The ballistics officer whose research into DNA led to the breakthrough in the Phyllis Murphy case, Det Insp Brendan McArdle, confirmed that he has looked for further information on the Farrell case. McArdle told the Sunday Independent that he believes that the abduction and rape of Phyllis Murphy by John Crerar was not a once-off crime.
"I don't believe that he did it once and then stopped," he said.
He also confirmed that gardai are currently reviewing two other "cold" cases, believed to be unconnected to John Crerar. Neither of the two go back as far as 1979/80, but one is described as "well-known". It is understood that a partial DNA profile has turned up in one of the cases and that samples recently received in Phoenix Park could lead to a breakthrough in the other.
Following Crerar's conviction, the Minister for Justice, Michael McDowell, agreed that it was time for the Garda to follow other police forces around the world and establish a DNA database.

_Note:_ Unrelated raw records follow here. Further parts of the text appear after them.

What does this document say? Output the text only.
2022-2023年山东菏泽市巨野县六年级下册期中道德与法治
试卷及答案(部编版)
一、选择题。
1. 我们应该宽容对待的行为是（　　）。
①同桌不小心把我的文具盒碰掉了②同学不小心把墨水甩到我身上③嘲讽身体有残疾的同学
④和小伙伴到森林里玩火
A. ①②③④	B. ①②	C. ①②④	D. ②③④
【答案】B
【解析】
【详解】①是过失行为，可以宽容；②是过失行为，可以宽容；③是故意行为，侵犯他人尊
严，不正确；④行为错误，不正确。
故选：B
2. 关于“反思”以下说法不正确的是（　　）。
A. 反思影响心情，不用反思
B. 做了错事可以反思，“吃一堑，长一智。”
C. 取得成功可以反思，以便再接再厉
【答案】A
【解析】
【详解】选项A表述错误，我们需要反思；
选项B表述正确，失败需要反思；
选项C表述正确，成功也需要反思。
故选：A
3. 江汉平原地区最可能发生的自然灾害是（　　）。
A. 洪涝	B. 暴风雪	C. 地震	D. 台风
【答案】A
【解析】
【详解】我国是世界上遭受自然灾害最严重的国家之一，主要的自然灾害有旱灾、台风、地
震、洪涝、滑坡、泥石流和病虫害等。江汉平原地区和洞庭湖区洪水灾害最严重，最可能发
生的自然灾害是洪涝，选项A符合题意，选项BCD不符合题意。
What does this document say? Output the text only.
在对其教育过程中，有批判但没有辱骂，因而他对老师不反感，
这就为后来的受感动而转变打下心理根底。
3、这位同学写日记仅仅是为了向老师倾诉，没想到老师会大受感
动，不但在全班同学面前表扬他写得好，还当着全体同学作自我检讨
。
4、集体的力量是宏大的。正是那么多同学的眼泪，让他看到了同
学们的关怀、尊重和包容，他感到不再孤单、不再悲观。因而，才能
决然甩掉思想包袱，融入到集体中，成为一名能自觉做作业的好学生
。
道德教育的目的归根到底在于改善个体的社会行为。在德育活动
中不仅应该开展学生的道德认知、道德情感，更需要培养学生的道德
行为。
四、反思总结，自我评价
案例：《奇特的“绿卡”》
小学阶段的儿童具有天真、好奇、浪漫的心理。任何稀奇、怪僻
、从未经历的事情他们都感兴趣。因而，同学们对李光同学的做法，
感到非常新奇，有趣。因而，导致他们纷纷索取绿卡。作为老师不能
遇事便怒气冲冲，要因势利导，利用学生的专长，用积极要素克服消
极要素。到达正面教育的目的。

It has been learned that in the case of the Grangegorman murders, in which Sylvia Shields and Mary Callinan were stabbed and mutilated, the gardai have recently submitted new samples to a UK-based laboratory for analysis. If LCN DNA works on the latest sample from the Grangegorman murders, it could provide a conclusion for one of the most controversial murder cases in Garda history.
The Grangegorman case has been a source of continuing embarrassment for the gardai as they originally arrested and charged an innocent man, Dean Lyons, before Mark Nash committed another two horrific murders and then admitted to the Grangegorman killings.
A solution to the case of Sophie Toscan du Plantier, the 38-year-old Parisian who was beaten to death at her holiday home in Schull, Co Cork, in December 1996, has continued to elude gardai. Sources close to the two cases say there is an outside chance of a breakthrough in the Du Plantier investigation and slightly more hope in the Grangegorman case.
Gardai are also hopeful that a third case under reinvestigation involving the murder of a woman almost 10 years ago will be successfully solved. Details are being withheld while the investigation is under way.